Traditional Treatments for Slipped Discs
Many disc tears and herniations will clear up on their own without treatment, but Dr. Liu advises conservative measures first for patients who do develop painful symptoms. “These measures can include prescribed or over-the-counter non-steroidal anti-inflammatory medications, physical therapy, and light aerobic exercises like swimming, yoga, and walking.”
Non-invasive treatment options are among the first choice to help with slipped discs. Some patients may require second-line therapies, including pulsed radiofrequency or injections of epidural corticosteroids, which temporarily block pain signals coming from irritated nerves and limit the body’s natural release of inflammatory biochemicals, Dr. Liu says.
He adds that surgery, like discectomy, endoscopic microdiscectomy, or laser disc decompression, becomes an option only when all non-surgical approaches have failed, and the patient continues struggling after six weeks to eight weeks of conservative care.
Promising New Approaches to Treating Slipped Discs
The optimal approach, of course, is to protect the overall health of the spinal column.
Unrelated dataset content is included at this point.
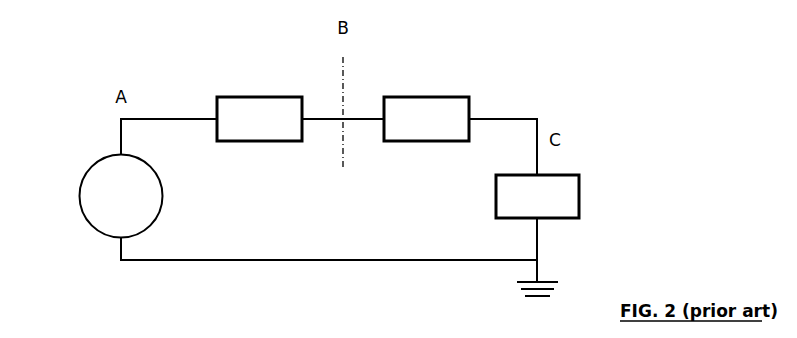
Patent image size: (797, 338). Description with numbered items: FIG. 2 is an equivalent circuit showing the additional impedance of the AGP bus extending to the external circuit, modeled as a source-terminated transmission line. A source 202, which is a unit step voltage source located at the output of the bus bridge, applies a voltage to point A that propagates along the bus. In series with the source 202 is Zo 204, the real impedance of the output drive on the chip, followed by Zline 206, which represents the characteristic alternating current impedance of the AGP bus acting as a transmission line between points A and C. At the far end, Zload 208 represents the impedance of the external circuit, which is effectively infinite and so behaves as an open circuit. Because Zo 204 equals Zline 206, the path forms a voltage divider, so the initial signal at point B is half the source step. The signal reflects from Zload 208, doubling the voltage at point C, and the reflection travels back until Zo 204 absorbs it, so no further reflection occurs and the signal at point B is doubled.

The source 202 is at (80, 195).
The output impedance Zo 204 is at (261, 95).
The line impedance Zline 206 is at (428, 95).
The load impedance Zload 208 is at (581, 194).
Dr. Liu offers these prevention tips:
- Maintain a height- and age-appropriate weight. Obesity exaggerates the natural curvature of the spine by forcing the pelvis to tilt too far forward and taxes spinal joints.
- Keep fit. Exercise regularly, especially engaging in activities that strengthen back and abdominal muscles, to get a better quality of life. Strong core (trunk) muscles provide important support to the spine.
- Practice good posture when standing or sitting and limit the amount of time spent sitting.
- Use proper lifting techniques for heavy objects and follow recommendations for minimizing back and neck stress and twisting when snow shoveling, gardening, working in tight spaces, or performing other strenuous, repetitive activities.
- Eat nutritiously and stop smoking.
“Most importantly, if you are experiencing serious back pain that is not clearing up on its own, contact an orthopedic spine specialist. Significant treatment delays could lead to nerve damage or other complications,” Dr. Liu warns.